Ne pas confondre avec cinéphage ( qui consomme beaucoup de films).

447. pm - 16/08/26 11:47 - (en réponse à : Piet)
Les moyennes ne veulent rien dire ? On croit rêver...


Je confirme, sans l'écart-type ni la répartition par décile voire centile ça ne veut pas dire grand chose.

446. Piet Lastar - 16/08/26 11:08 - (en réponse à : pm)
Les moyennes ne veulent rien dire ? On croit rêver...

Notre désaccord est juste sur la définition d'un cinéphile. Tu l'associes au lieu cinéma, moi au films.

Je pense que tu as une vision germanopratine.

445. pm - 16/08/26 11:02
Et il y a les festivals. Quand je vais au festival du film américain de Deauville c'est trois ou quatre films...par jour, comme lorsque je vais au festival de théâtre d'Avignon c'est bien quatre ou cinq pièces par jour. Dans les deux cas j'y vais deux ou trois jours.

444. pm - 16/08/26 10:56 - (en réponse à : Piet)
Tu te trompes complètement et tes moyennes ne veulent rien dire.

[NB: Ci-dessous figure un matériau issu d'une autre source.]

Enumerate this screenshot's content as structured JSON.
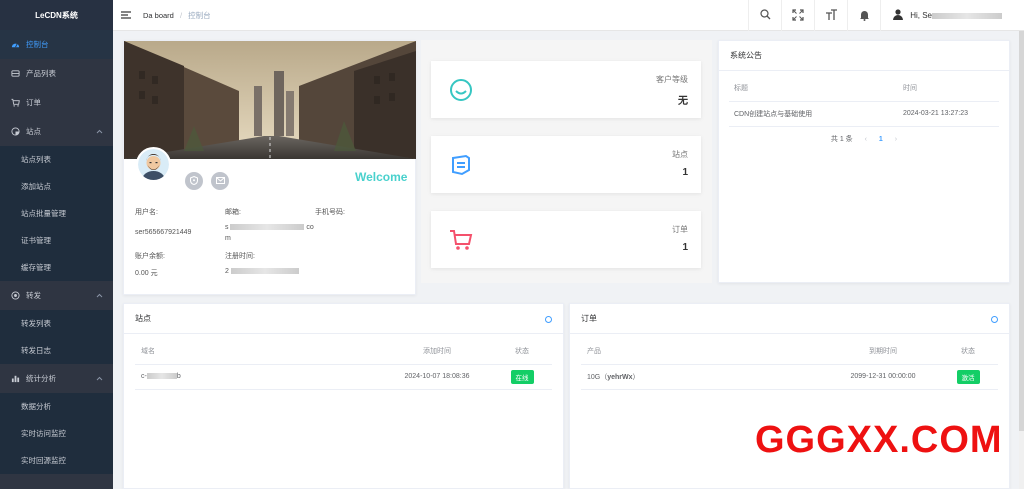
{
  "sidebar": {
    "logo": "LeCDN系统",
    "items": [
      {
        "label": "控制台",
        "icon": "dashboard-icon",
        "active": true
      },
      {
        "label": "产品列表",
        "icon": "product-icon"
      },
      {
        "label": "订单",
        "icon": "cart-icon"
      },
      {
        "label": "站点",
        "icon": "site-icon",
        "expanded": true
      },
      {
        "label": "站点列表"
      },
      {
        "label": "添加站点"
      },
      {
        "label": "站点批量管理"
      },
      {
        "label": "证书管理"
      },
      {
        "label": "缓存管理"
      },
      {
        "label": "转发",
        "icon": "forward-icon",
        "expanded": true
      },
      {
        "label": "转发列表"
      },
      {
        "label": "转发日志"
      },
      {
        "label": "统计分析",
        "icon": "stats-icon",
        "expanded": true
      },
      {
        "label": "数据分析"
      },
      {
        "label": "实时访问监控"
      },
      {
        "label": "实时回源监控"
      }
    ]
  },
  "header": {
    "breadcrumb_root": "Da    board",
    "breadcrumb_sep": "/",
    "breadcrumb_current": "控制台",
    "greeting": "Hi, Se"
  },
  "profile": {
    "welcome": "Welcome",
    "username_label": "用户名:",
    "username_value": "ser565667921449",
    "email_label": "邮箱:",
    "email_value_start": "s",
    "email_value_end": "co",
    "email_value_wrap": "m",
    "phone_label": "手机号码:",
    "balance_label": "账户余额:",
    "balance_value": "0.00 元",
    "register_label": "注册时间:",
    "register_value_start": "2"
  },
  "stats": [
    {
      "label": "客户等级",
      "value": "无",
      "icon": "smile-icon",
      "color": "#36c6c2"
    },
    {
      "label": "站点",
      "value": "1",
      "icon": "site-badge-icon",
      "color": "#409eff"
    },
    {
      "label": "订单",
      "value": "1",
      "icon": "cart-icon",
      "color": "#f4516c"
    }
  ],
  "announcements": {
    "title": "系统公告",
    "columns": [
      "标题",
      "时间"
    ],
    "rows": [
      {
        "title": "CDN创建站点与基础使用",
        "time": "2024-03-21 13:27:23"
      }
    ],
    "pager": {
      "total": "共 1 条",
      "prev": "‹",
      "page": "1",
      "next": "›"
    }
  },
  "sites_panel": {
    "title": "站点",
    "columns": [
      "域名",
      "添加时间",
      "状态"
    ],
    "rows": [
      {
        "domain_start": "c-",
        "domain_end": "b",
        "added": "2024-10-07 18:08:36",
        "status": "在线"
      }
    ]
  },
  "orders_panel": {
    "title": "订单",
    "columns": [
      "产品",
      "到期时间",
      "状态"
    ],
    "rows": [
      {
        "product_prefix": "10G（",
        "product_code": "yehrWx",
        "product_suffix": "）",
        "expires": "2099-12-31 00:00:00",
        "status": "激活"
      }
    ]
  },
  "watermark": "GGGXX.COM"
}
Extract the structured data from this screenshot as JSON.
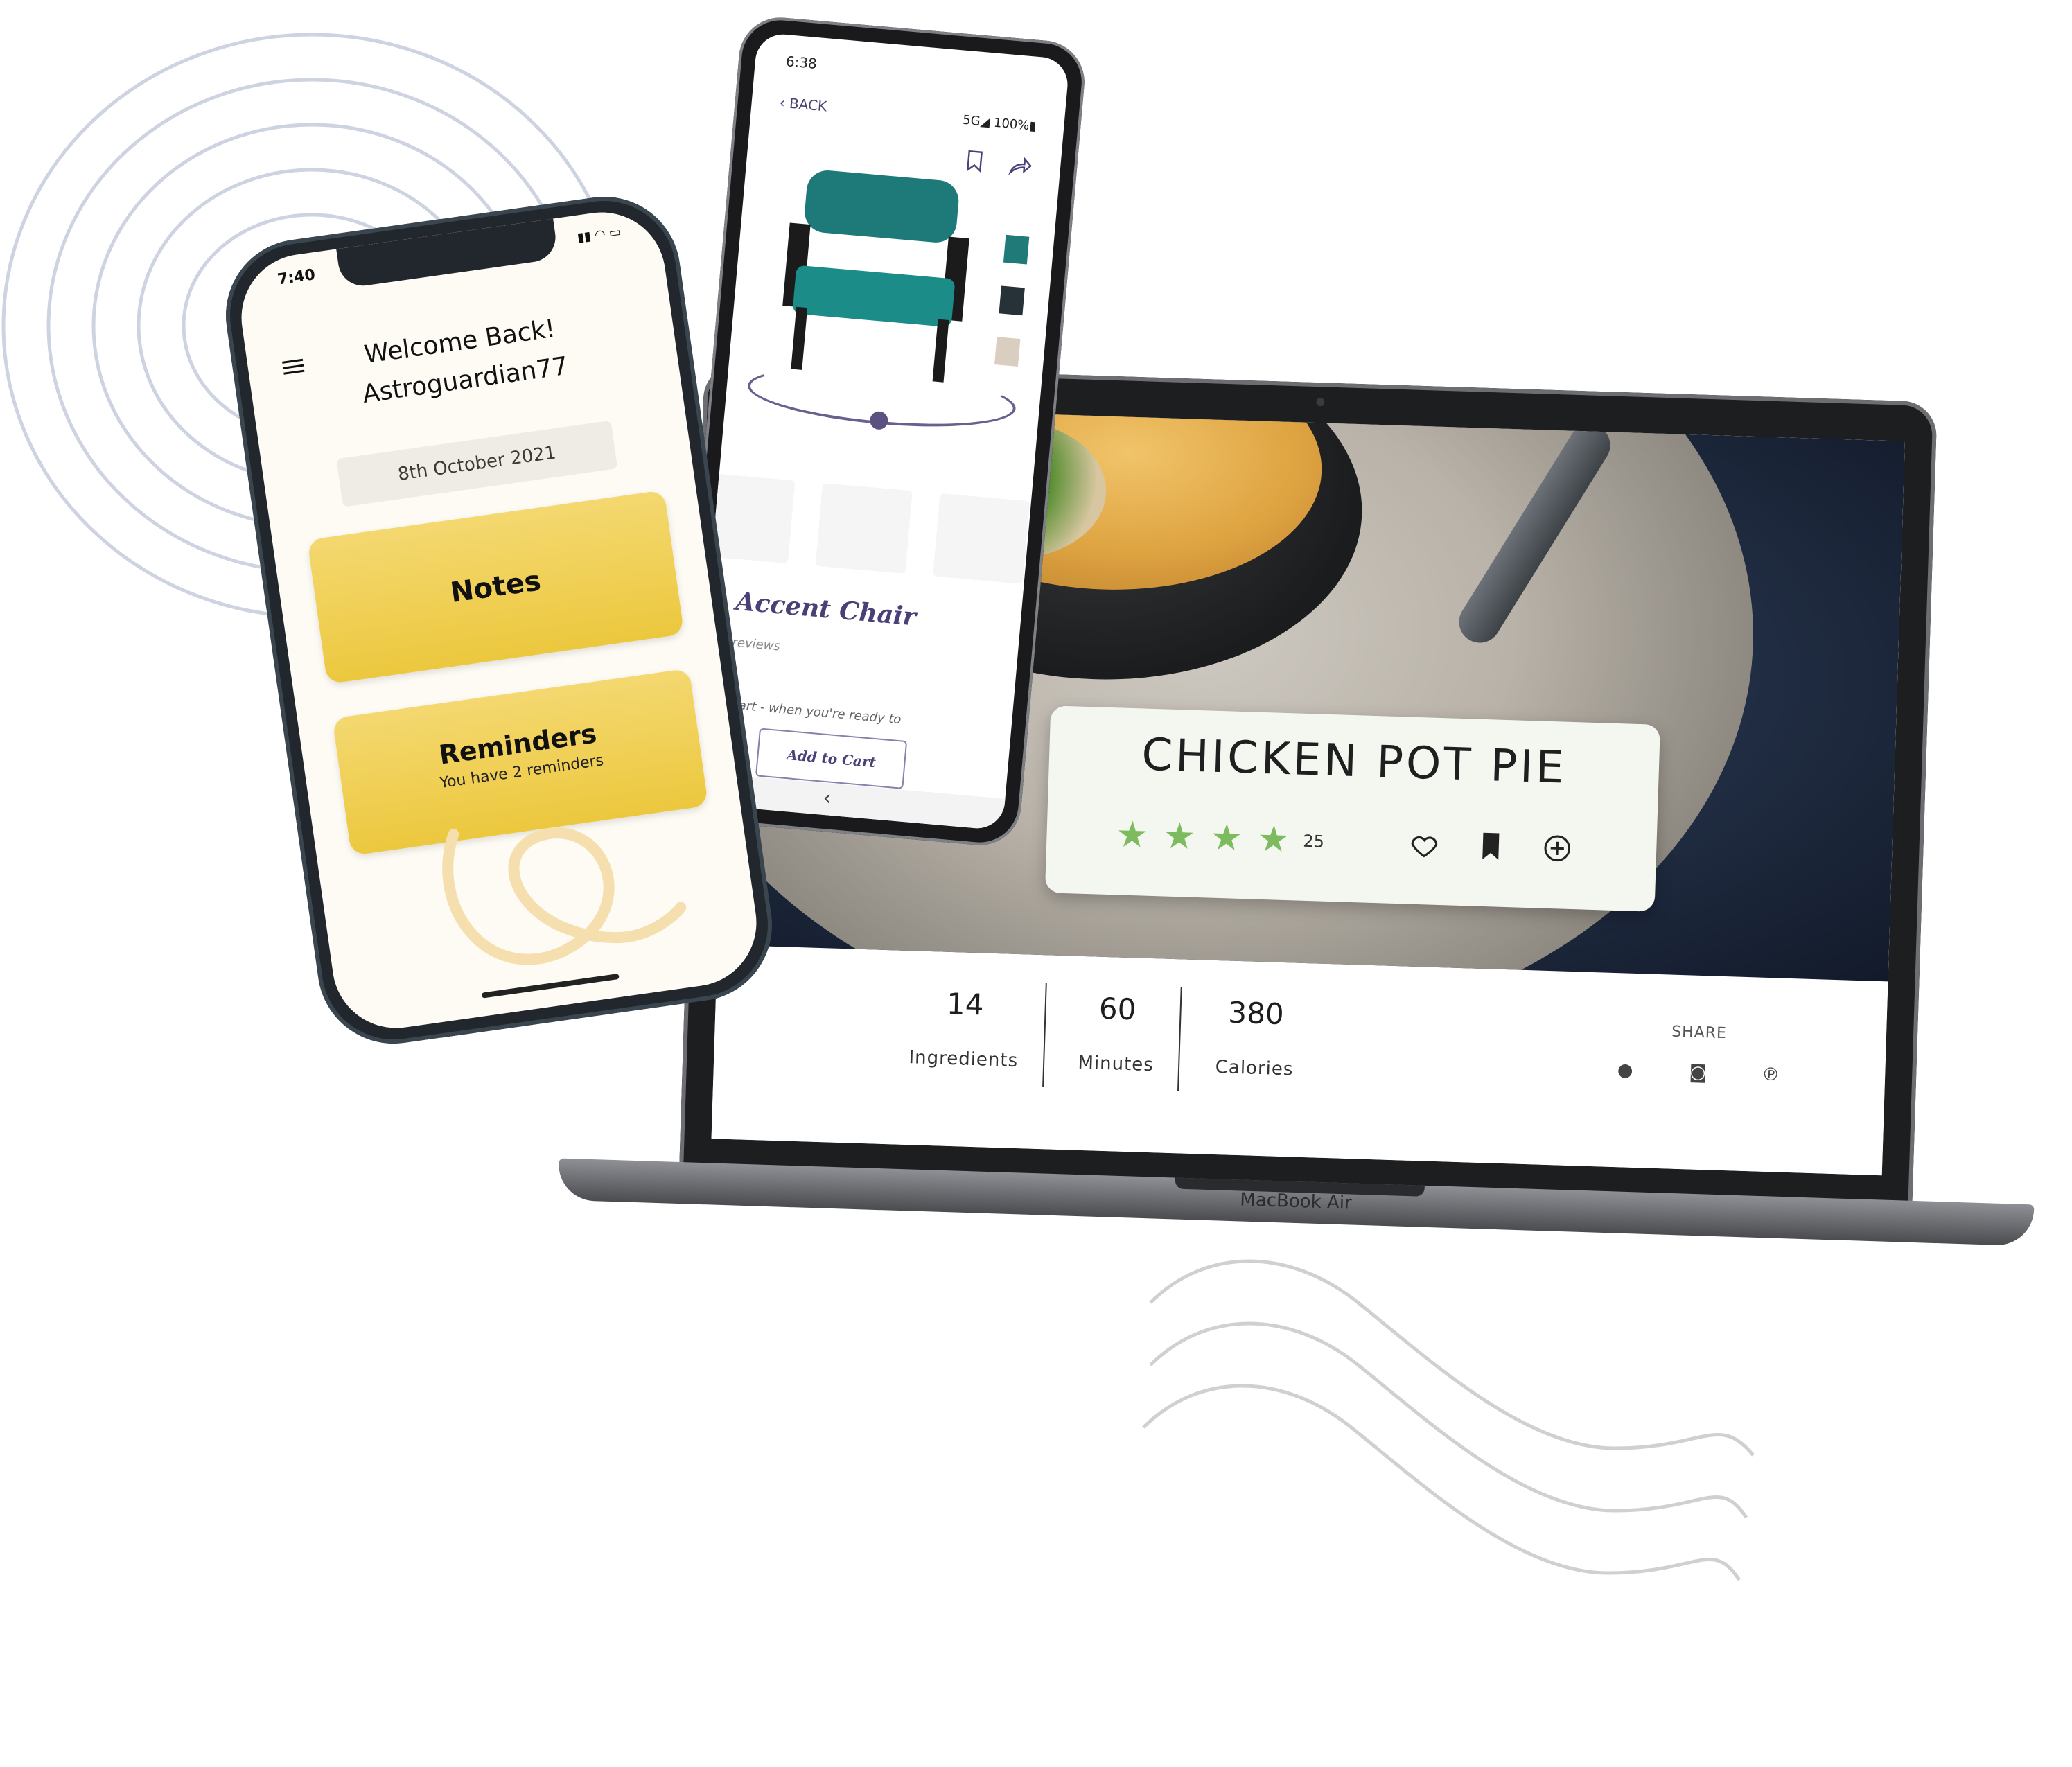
{
  "laptop": {
    "brand": "MacBook Air",
    "recipe": {
      "title": "CHICKEN POT PIE",
      "rating": 4,
      "rating_count": "25",
      "star_color": "#7dbb5e"
    },
    "stats": [
      {
        "value": "14",
        "label": "Ingredients"
      },
      {
        "value": "60",
        "label": "Minutes"
      },
      {
        "value": "380",
        "label": "Calories"
      }
    ],
    "share": {
      "label": "SHARE",
      "icons": [
        "facebook-icon",
        "instagram-icon",
        "pinterest-icon"
      ]
    }
  },
  "android": {
    "time": "6:38",
    "back_label": "BACK",
    "status_right": "5G◢ 100%▮",
    "product_title": "Accent Chair",
    "reviews_text": "reviews",
    "description_fragment": "n art - when you're ready to",
    "add_to_cart": "Add to Cart",
    "swatch_colors": [
      "#1f7a78",
      "#263238",
      "#d9cec0"
    ],
    "accent_color": "#4b3f78"
  },
  "iphone": {
    "time": "7:40",
    "welcome_line1": "Welcome Back!",
    "welcome_line2": "Astroguardian77",
    "date": "8th October 2021",
    "notes_label": "Notes",
    "reminders_label": "Reminders",
    "reminders_sub": "You have 2 reminders",
    "card_color": "#ecc83e"
  }
}
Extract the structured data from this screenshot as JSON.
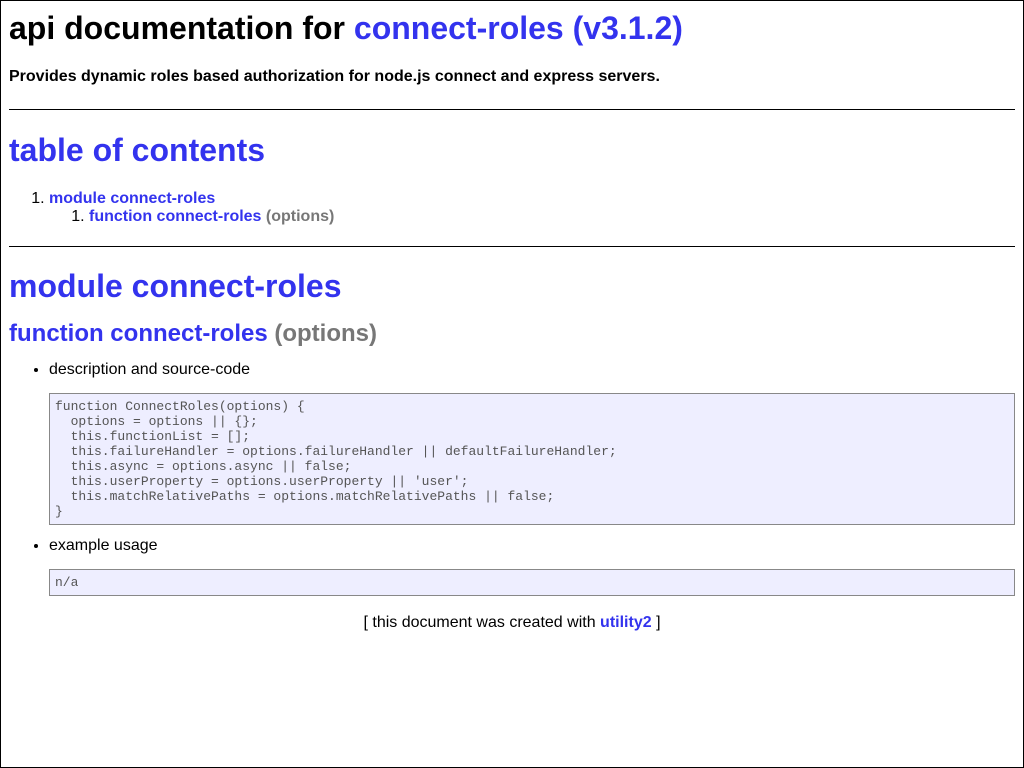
{
  "header": {
    "title_prefix": "api documentation for",
    "title_link": "connect-roles (v3.1.2)",
    "description": "Provides dynamic roles based authorization for node.js connect and express servers."
  },
  "toc": {
    "heading": "table of contents",
    "module_link": "module connect-roles",
    "function_link": "function connect-roles",
    "function_params": "(options)"
  },
  "module": {
    "heading": "module connect-roles",
    "function_name": "function connect-roles",
    "function_params": "(options)",
    "items": [
      {
        "label": "description and source-code",
        "code": "function ConnectRoles(options) {\n  options = options || {};\n  this.functionList = [];\n  this.failureHandler = options.failureHandler || defaultFailureHandler;\n  this.async = options.async || false;\n  this.userProperty = options.userProperty || 'user';\n  this.matchRelativePaths = options.matchRelativePaths || false;\n}"
      },
      {
        "label": "example usage",
        "code": "n/a"
      }
    ]
  },
  "footer": {
    "prefix": "[ this document was created with",
    "link": "utility2",
    "suffix": "]"
  },
  "colors": {
    "link": "#3333ee",
    "muted": "#777777",
    "code_background": "#eeeeff",
    "code_border": "#888888"
  }
}
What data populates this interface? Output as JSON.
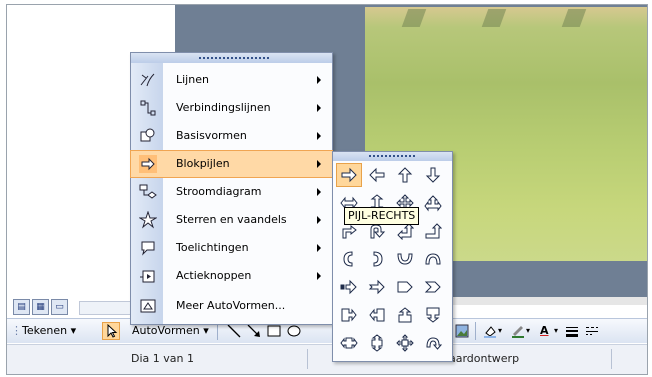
{
  "menu": {
    "items": [
      {
        "label": "Lijnen",
        "icon": "lines-icon"
      },
      {
        "label": "Verbindingslijnen",
        "icon": "connectors-icon"
      },
      {
        "label": "Basisvormen",
        "icon": "basic-shapes-icon"
      },
      {
        "label": "Blokpijlen",
        "icon": "block-arrows-icon",
        "highlighted": true
      },
      {
        "label": "Stroomdiagram",
        "icon": "flowchart-icon"
      },
      {
        "label": "Sterren en vaandels",
        "icon": "stars-banners-icon"
      },
      {
        "label": "Toelichtingen",
        "icon": "callouts-icon"
      },
      {
        "label": "Actieknoppen",
        "icon": "action-buttons-icon"
      },
      {
        "label": "Meer AutoVormen...",
        "icon": "more-autoshapes-icon"
      }
    ]
  },
  "tooltip": "PIJL-RECHTS",
  "toolbar": {
    "draw_label": "Tekenen",
    "autoshapes_label": "AutoVormen"
  },
  "status": {
    "slide": "Dia 1 van 1",
    "design": "Standaardontwerp"
  },
  "colors": {
    "highlight": "#ffd9a6",
    "menu_border": "#7f8eab",
    "tooltip_bg": "#ffffe1"
  }
}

La plupart des gens ne vont plus ou très peu au cinéma, une minorité y va régulièrement, genre deux ou trois fois par mois, mais ce n'est pas de la cinéphilie, ils ne vont ni sur les forums de cinéma ni acheter des revues de cinéphile genre positif ou les cahiers du cinéma ( je ne parle pas des revues grand public style Première) qui ne doivent tirer qu'à quelques milliers d'exemplaires.
Enfin, un cinéphile ne va pas considérer qu'aller au cinéma est un simple loisir, c'est sa passion, son activité principale.

443. pm - 16/08/26 10:49
Lire une BD, c'est comme regarder un film chez soi. Les chiffres sont évidemment supérieurs.

Non, une bd il faut aller l'acheter, à moins de se faire livrer par Amazon, et dans ce cas je ne l'appelle pas bédéphile.
Je pense que tu vas très peu au cinéma mais un cinéphile y va au moins aussi souvent, et probablement davantage à cause du prix ( une carte illimité c'est autour de 20 euros par mois soit à peine plus qu'une bd) qu'un bédéphile achète de bd. Mais ce n'est pas le seul critère, on peut être bédéphile juste lecteur en empruntant quinze bd par mois à la bibliothèque locale alors qu'un cinéphile aujourd'hui va alterner le type d'écrans, les films anciens étant de moins en moins projetés en salle. Je ne suis pas sûr d'être encore cinéphile mais je l'ai été et la semaine dernière j'ai voulu revoir les quatre films avec Bogart-Bacall ( to have and have not, The bi g sleep, Dark passage et Key Largo) en louant sur diverses plateformes, et ça m'a fait très plaisir.